Deux ans plus tôt, en novembre 2007, le président de la Generalitat, José Montilla, avait prévenu lors d'une conférence à Madrid que la distance émotionnelle par rapport à l'Espagne augmentait en Catalogne. «Je pense que la première épreuve de loyauté institutionnelle est d'avertir des conséquences politiques graves à moyen et à long terme de la désaffection émotionnelle sévère de la Catalogne envers l'Espagne et les institutions communes », a-t-il dit dans un discours qui es passé à la petite histoire des prémisses du processus souverainiste .
La conclusion c'est que dans la période 2006-2010, tout le monde était conscient en Catalogne qu'une sentence qui dénature le Statut aurait des conséquences catastrophiques pour la relation avec l'Espagne. Et d'énormes efforts ont été faits pour alerter Madrid de ce danger. Des socialistes aux organisations professionnelles qui, en 2007, avaient réclamé la gestion de l'aéroport d'El Prat, sachant que si l'opération du Statut échouait, quelque chose de grave se produirait. C'était sur toutes les lèvres. L'inquiétude était à son paroxysme quant aux manœuvres d'influence sur la Cour constitutionnelle, au grand jour, et sur les fuites aux médias [...]
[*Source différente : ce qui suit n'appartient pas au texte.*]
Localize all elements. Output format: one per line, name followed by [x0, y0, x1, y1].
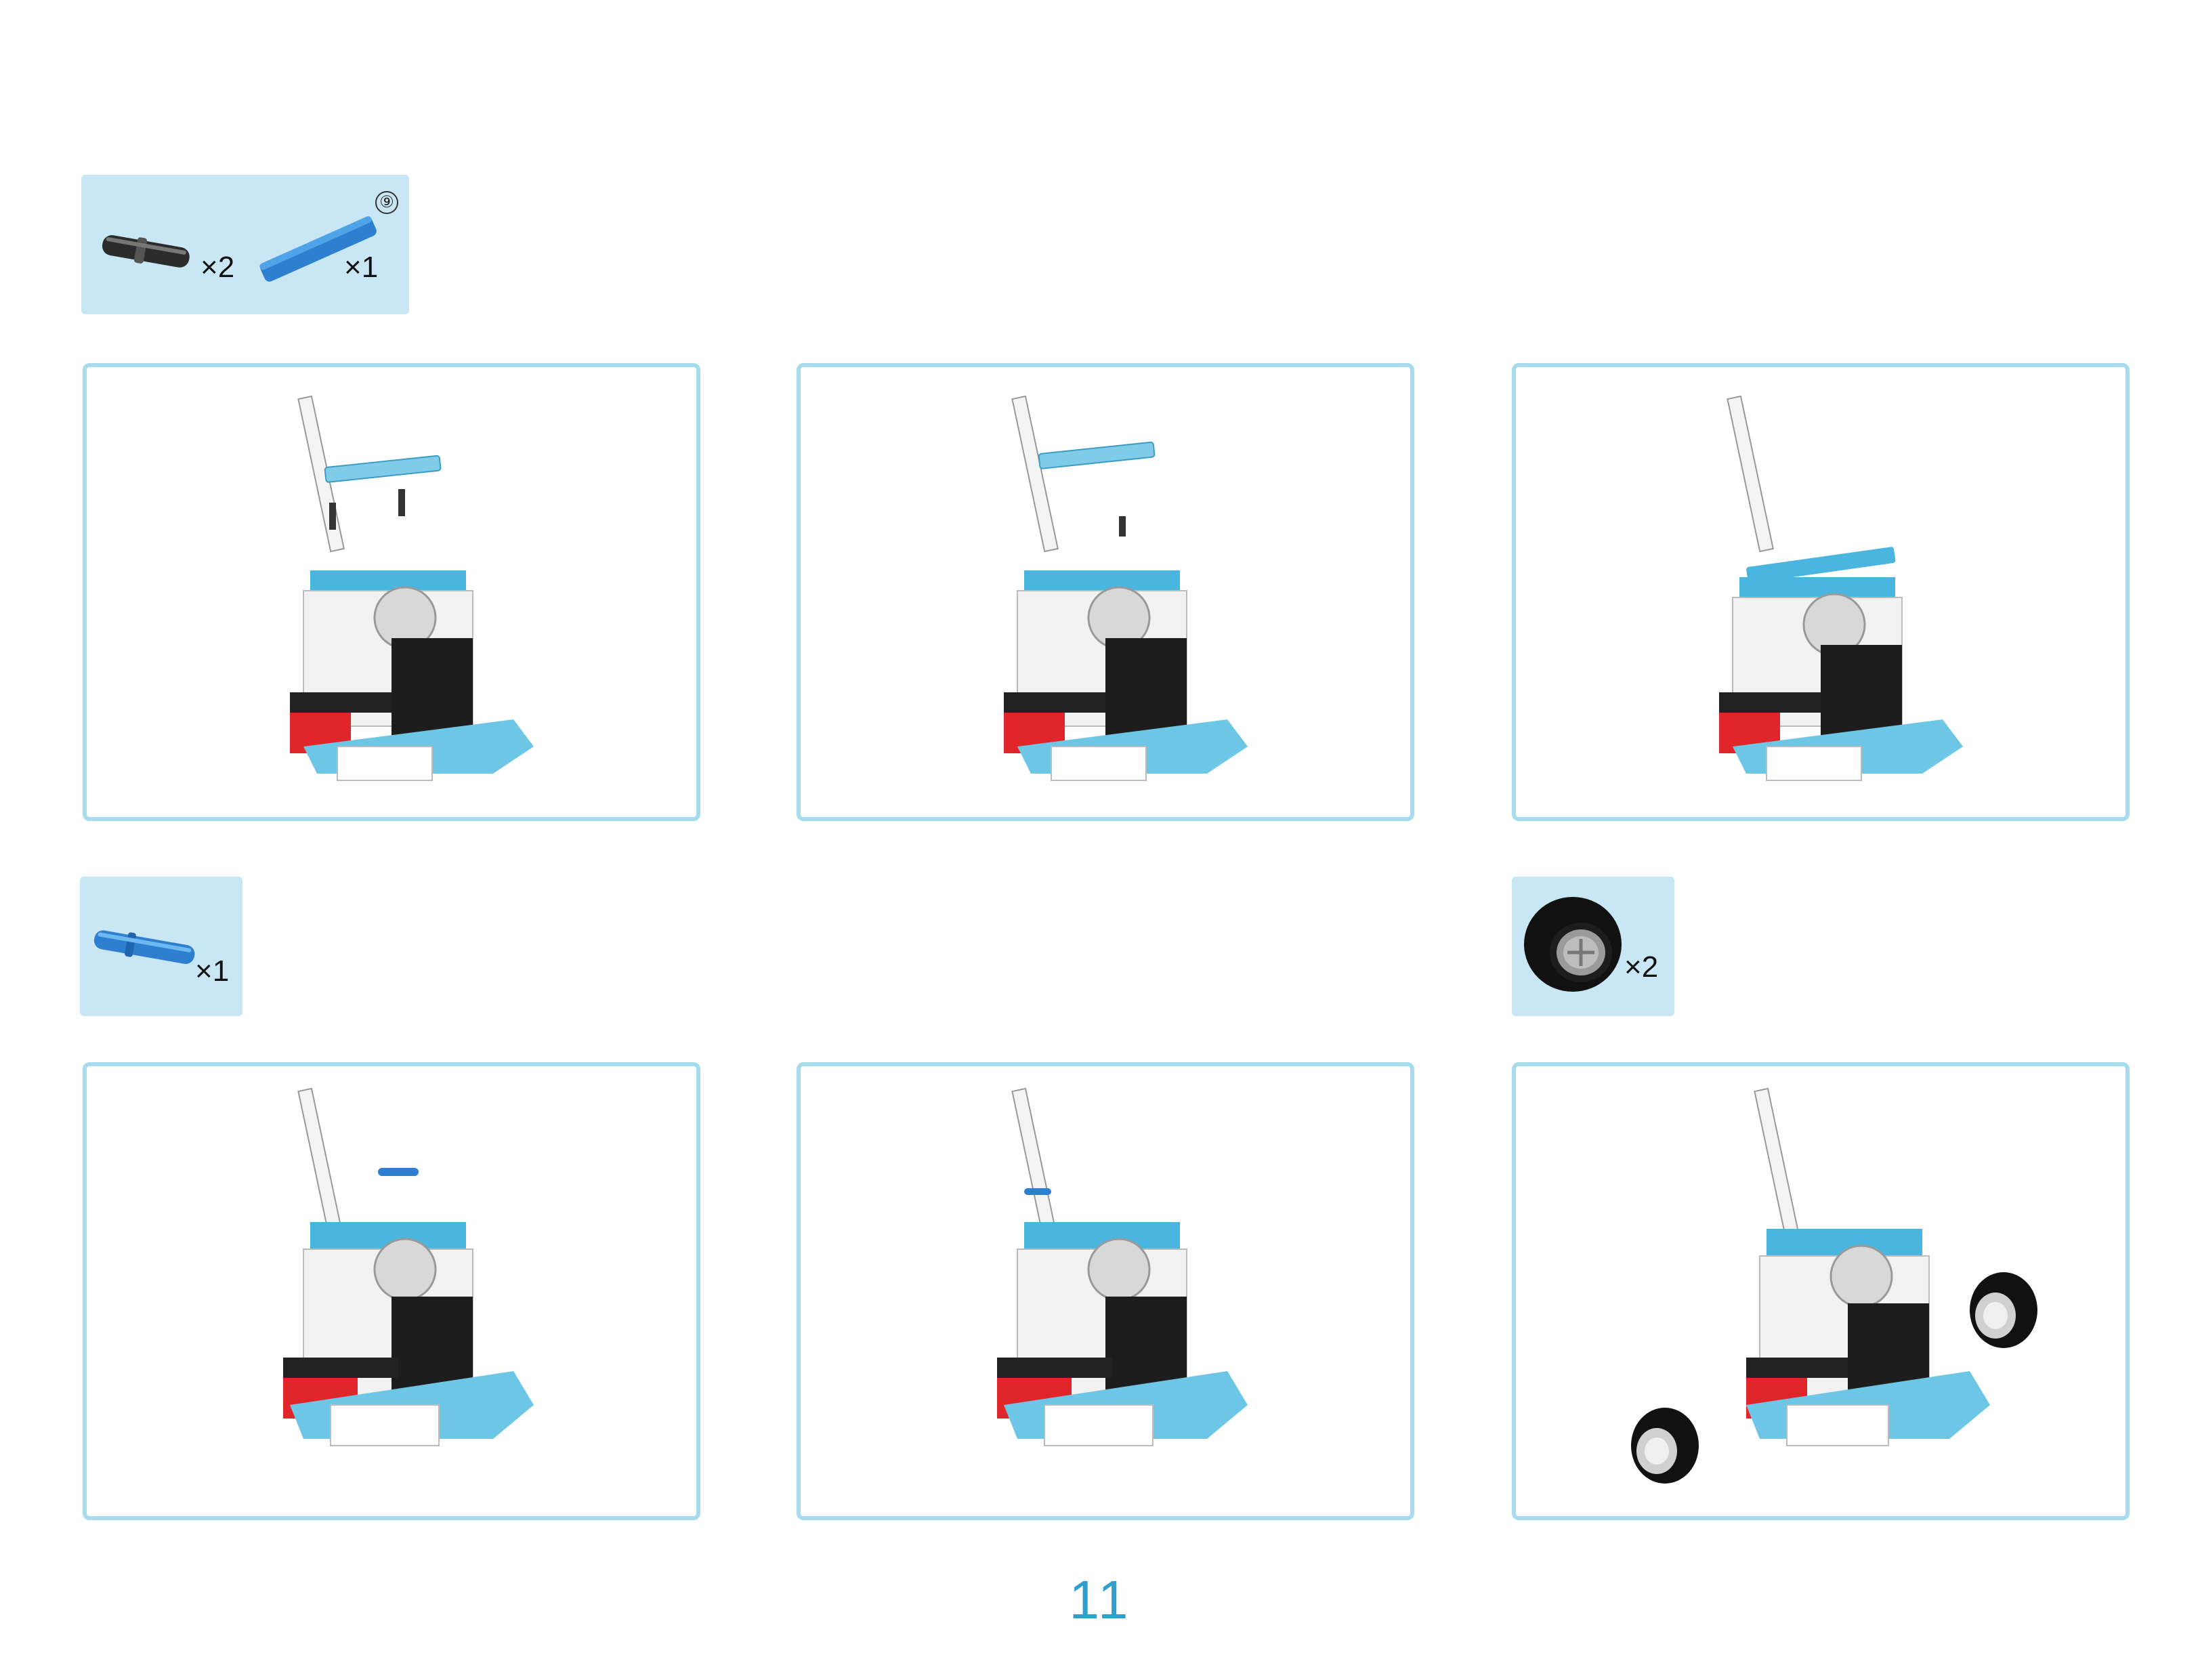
parts-box-1: ×2 ×1 ⑨ — [81, 175, 409, 314]
robot-assembly-illustration — [1719, 395, 1963, 781]
blue-axle-pin-icon — [93, 930, 195, 964]
robot-assembly-illustration — [1631, 1087, 2037, 1484]
wheel-right — [1970, 1272, 2037, 1348]
robot-assembly-illustration — [997, 1087, 1248, 1446]
step-1-frame — [83, 363, 700, 821]
parts-qty-blue-beam: ×1 — [344, 251, 379, 284]
step-3-frame — [1512, 363, 2130, 821]
step-5-frame — [797, 1062, 1414, 1520]
black-pin-icon — [102, 235, 190, 268]
beam-length-badge: ⑨ — [375, 191, 398, 214]
step-2-frame — [797, 363, 1414, 821]
step-4-frame — [83, 1062, 700, 1520]
step-6-frame — [1512, 1062, 2130, 1520]
robot-assembly-illustration — [283, 1087, 534, 1446]
parts-qty-wheel: ×2 — [1624, 950, 1659, 984]
robot-assembly-illustration — [290, 395, 534, 781]
wheel-icon — [1524, 897, 1622, 992]
parts-box-2: ×1 — [80, 877, 242, 1016]
page-number: 11 — [1069, 1570, 1131, 1630]
robot-assembly-illustration — [1004, 395, 1248, 781]
parts-qty-black-pin: ×2 — [200, 251, 235, 284]
wheel-left — [1631, 1408, 1699, 1484]
parts-qty-axle-pin: ×1 — [195, 954, 230, 988]
parts-box-3: ×2 — [1512, 877, 1674, 1016]
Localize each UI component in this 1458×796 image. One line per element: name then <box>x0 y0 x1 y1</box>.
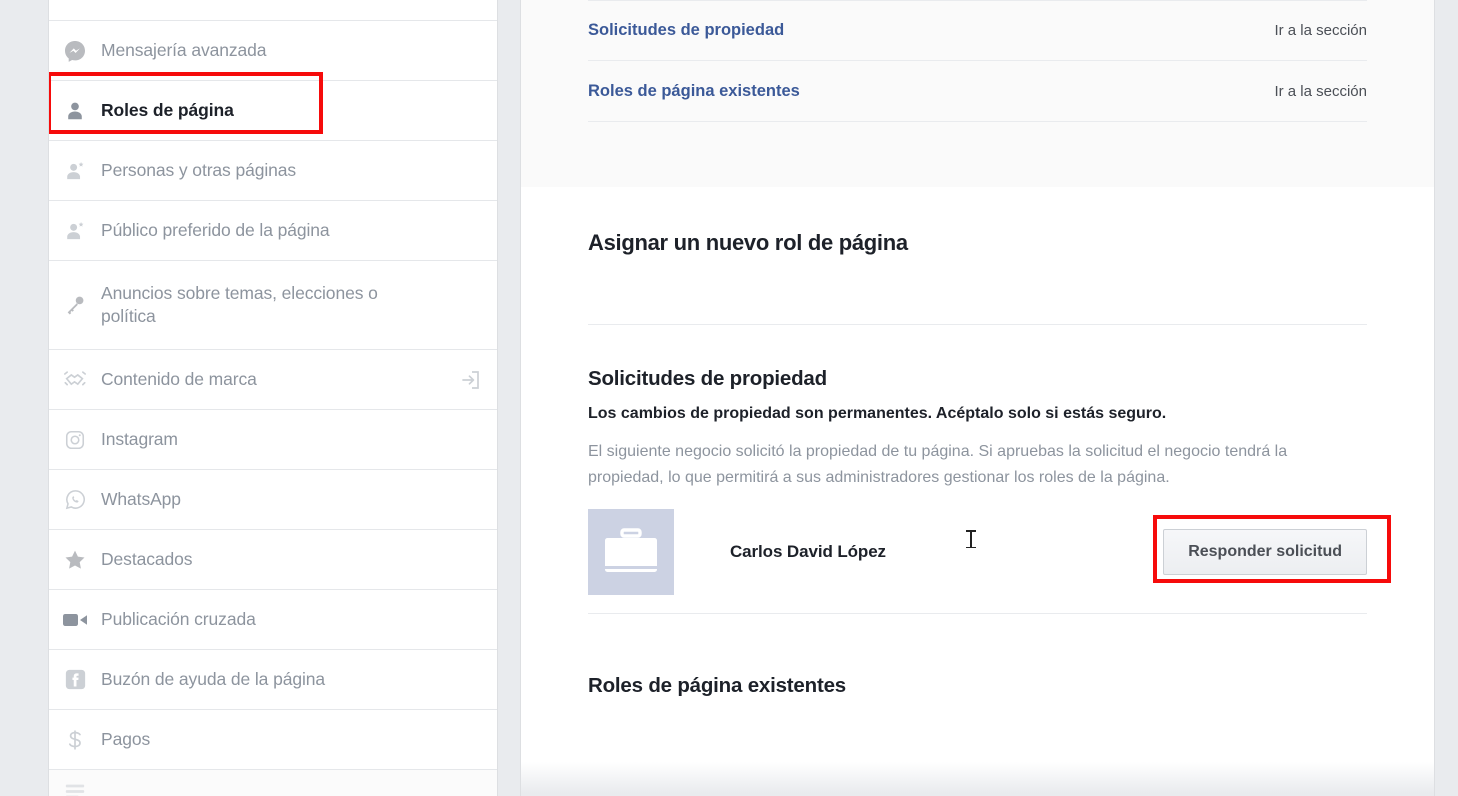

Mais l'État espagnol n'en a pas tenu compte, il a appliqué ses mécanismes juridiques et sans ménagement a humilié la Catalogne, rabotant un texte fruit d'un double pacte politique (Parlement catalan et Congrès espagnol) et approuvé par référendum populaire [...]
Le corps social catalan a certaines caractéristiques (forte identité nationale, profond sentiment d'autonomie, etc.) qui l'ont poussé à une sorte de réaction pour retrouver la dignité perdue. Montilla avait raison et l'éditorial commun également.
Mais après, les choses ont empiré. Le processus des transferts de compétence s'est arrêté en laissant mourir la commission bilatérale (il y a quelques jours, Mariano Rajoy s'est vanté dans une interview à la radio qu'il n'avait transféré aucune compétence à la Catalogne), la troisième disposition supplémentaire sur l'investissement dans les infrastructures s'est tari et, depuis 2014, le système de financement, qui a été la nième tromperie, est caduc. Et en outre le Parti Populaire a entrepris un processus de recentralisation qui a fait du statut une lettre morte.
Le mouvement indépendantiste se développe sur la mort du pacte statutaire. Telle est l'origine, tout le monde le savait, et personne n'a rien fait.»